<h1> Exploring NetCDF Files in Julia </h1>


The following document contains an overview of basic data exploration with Julia. It is not meant as a rigorous analysis; rather, its purpose is to familarise the writer (and any potential reader) with some Julia fundamentals, in the specific context of NetCDF (```.nc```) files. 

Note that this document will be briefer than the companion document in Python, given a reasonable degree of overlap. Specifically, Julia packages such as [PyCall.jl](https://github.com/JuliaPy/PyCall.jl) allow for full Python interoperability within Julia, thus representing a good starting point <i>(for those who have existing familiarity with Python)</i>.

<h2> Environment Set-Up </h2>

Julia's native package manager is called *pkg*. It can be accessed through the Julia REPL by pressing the right-hand square brackets symbol, ```]```, and exited by using ```backspace``` (Mac, Linux) or ```Ctrl-C``` (Windows).
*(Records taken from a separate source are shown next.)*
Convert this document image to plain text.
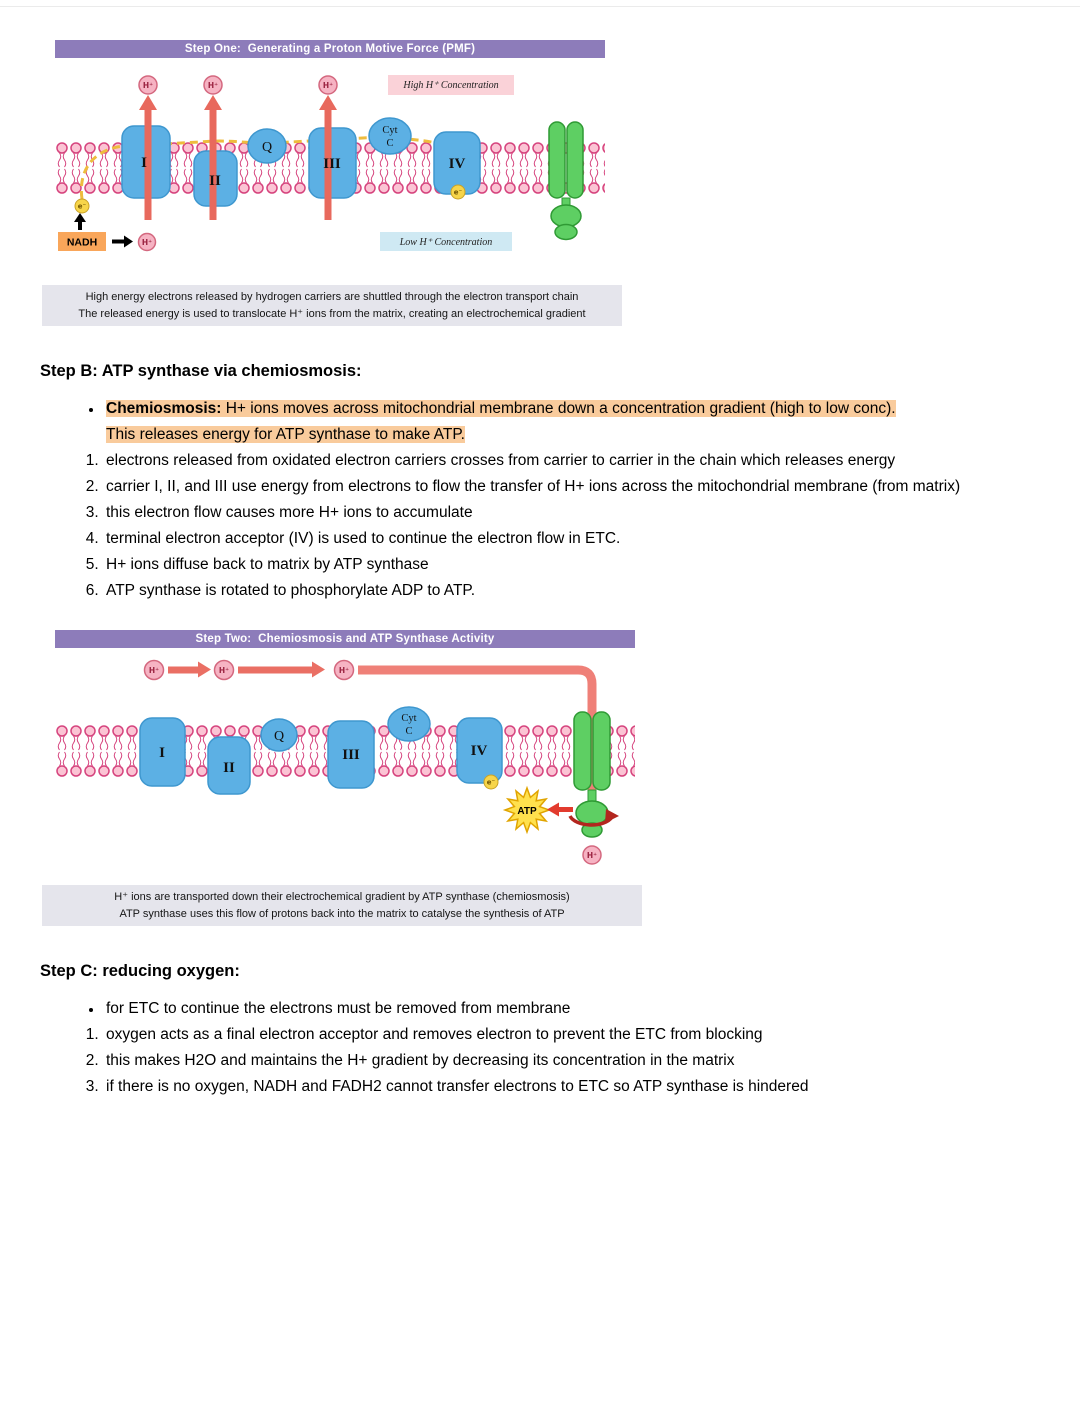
Step One:  Generating a Proton Motive Force (PMF)
H⁺	H⁺	H⁺	High H⁺ Concentration
Low H⁺ Concentration
I
II
Q
III
Cyt
C
IV
e⁻
e⁻
NADH	H⁺
High energy electrons released by hydrogen carriers are shuttled through the electron transport chain
The released energy is used to translocate H⁺ ions from the matrix, creating an electrochemical gradient
Step B: ATP synthase via chemiosmosis:
• Chemiosmosis: H+ ions moves across mitochondrial membrane down a concentration gradient (high to low conc). This releases energy for ATP synthase to make ATP.
1. electrons released from oxidated electron carriers crosses from carrier to carrier in the chain which releases energy
2. carrier I, II, and III use energy from electrons to flow the transfer of H+ ions across the mitochondrial membrane (from matrix)
3. this electron flow causes more H+ ions to accumulate
4. terminal electron acceptor (IV) is used to continue the electron flow in ETC.
5. H+ ions diffuse back to matrix by ATP synthase
6. ATP synthase is rotated to phosphorylate ADP to ATP.
Step Two:  Chemiosmosis and ATP Synthase Activity
H⁺	H⁺	H⁺
I
II
Q
III
Cyt
C
IV
e⁻
ATP
H⁺
H⁺ ions are transported down their electrochemical gradient by ATP synthase (chemiosmosis)
ATP synthase uses this flow of protons back into the matrix to catalyse the synthesis of ATP
Step C: reducing oxygen:
• for ETC to continue the electrons must be removed from membrane
1. oxygen acts as a final electron acceptor and removes electron to prevent the ETC from blocking
2. this makes H2O and maintains the H+ gradient by decreasing its concentration in the matrix
3. if there is no oxygen, NADH and FADH2 cannot transfer electrons to ETC so ATP synthase is hindered
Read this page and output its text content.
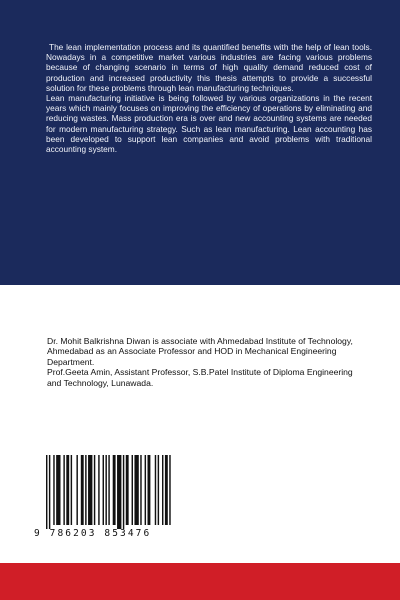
The lean implementation process and its quantified benefits with the help of lean tools. Nowadays in a competitive market various industries are facing various problems because of changing scenario in terms of high quality demand reduced cost of production and increased productivity this thesis attempts to provide a successful solution for these problems through lean manufacturing techniques.

Lean manufacturing initiative is being followed by various organizations in the recent years which mainly focuses on improving the efficiency of operations by eliminating and reducing wastes. Mass production era is over and new accounting systems are needed for modern manufacturing strategy. Such as lean manufacturing. Lean accounting has been developed to support lean companies and avoid problems with traditional accounting system.

Dr. Mohit Balkrishna Diwan is associate with Ahmedabad Institute of Technology, Ahmedabad as an Associate Professor and HOD in Mechanical Engineering Department.

Prof.Geeta Amin, Assistant Professor, S.B.Patel Institute of Diploma Engineering and Technology, Lunawada.

9 786203 853476
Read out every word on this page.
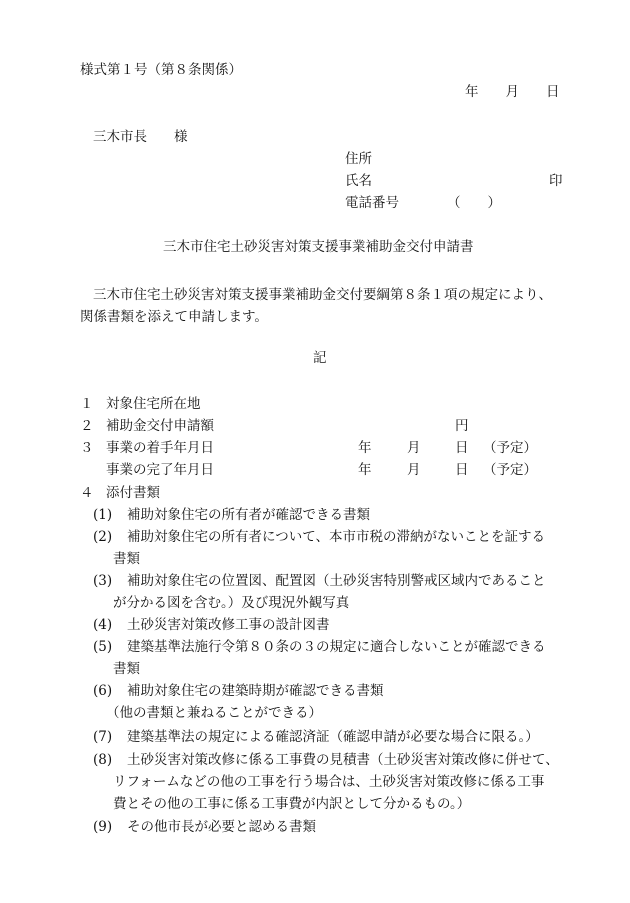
様式第１号（第８条関係）
年　　月　　日
三木市長　　様
住所
氏名	印
電話番号	（　　）
三木市住宅土砂災害対策支援事業補助金交付申請書
三木市住宅土砂災害対策支援事業補助金交付要綱第８条１項の規定により、
関係書類を添えて申請します。
記
１ 対象住宅所在地
２ 補助金交付申請額	円
３ 事業の着手年月日	年	月	日 （予定）
事業の完了年月日	年	月	日 （予定）
４ 添付書類
(1) 補助対象住宅の所有者が確認できる書類
(2) 補助対象住宅の所有者について、本市市税の滞納がないことを証する
書類
(3) 補助対象住宅の位置図、配置図（土砂災害特別警戒区域内であること
が分かる図を含む。）及び現況外観写真
(4) 土砂災害対策改修工事の設計図書
(5) 建築基準法施行令第８０条の３の規定に適合しないことが確認できる
書類
(6) 補助対象住宅の建築時期が確認できる書類
（他の書類と兼ねることができる）
(7) 建築基準法の規定による確認済証（確認申請が必要な場合に限る。）
(8) 土砂災害対策改修に係る工事費の見積書（土砂災害対策改修に併せて、
リフォームなどの他の工事を行う場合は、土砂災害対策改修に係る工事
費とその他の工事に係る工事費が内訳として分かるもの。）
(9) その他市長が必要と認める書類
From the command line, we can use it to add the packages as follows using:

        pkg> add NetCDF

<b>Note: </b> <i>You can add unsupported packages by specifying the relevant URL:</i>

        pkg> add https://github.com/JuliaLang/Example.jl

However, since we're currently working in Jupyter, we use the following syntax to add native Julia packages, or Python wrappers (here, I'm using Conda as my standard package manager):

In [None]:
# To add packages
import Pkg; 
Pkg.add("NetCDF")
Pkg.add("PyCall") 
Pkg.add("Conda")

# To install Python wrappers
using Conda; Conda.add("Cartopy")

<h2> Data Overview </h2>

There are a number of useful tools available for dealing with netCDF files in Julia. The first I encountered were the [NetCDF.jl](https://juliageo.org/NetCDF.jl/dev/) and [NCDatasets.jl](https://alexander-barth.github.io/NCDatasets.jl/stable/) packages. 

In [11]:
using NetCDF
nc_data = "/Users/leebardon/Desktop/data/so_ann_CCSM3_abrupt8x_1450_g025.nc"
ncinfo(nc_data) # prints metadata


##### NetCDF File #####

/Users/leebardon/Desktop/data/so_ann_CCSM3_abrupt8x_1450_g025.nc

##### Dimensions #####

Name                                                Length                    
--------------------------------------------------------------------------------
lat                                                 72                        
time                                                UNLIMITED (1450 currently)
z_t                                                 25                        
lon                                                 144                       

##### Variables #####

Name                            Type            Dimensions                      
--------------------------------------------------------------------------------
lat                             DOUBLE          lat                             
time                            DOUBLE          time                            
so                              FLOAT           lon lat z_t 

From here, there are a number of ways to obtain and explore the data of interest. After some experimentation, I have found the following function to be succinct and efficient, with the added bonus of closing the file once the relevant data has been extracted: 

In [12]:
# Pkg.add("NCDatasets")
using NCDatasets

function read_stuff(data::String)
    local lons, lats, so_data
    NCDatasets.Dataset(data, "r") do ds
        lons = ds["lon"][:]
        lats = ds["lat"][:]
        so_data = ds["so"][:]
    end
    return lons, lats, so_data
end

read_stuff (generic function with 1 method)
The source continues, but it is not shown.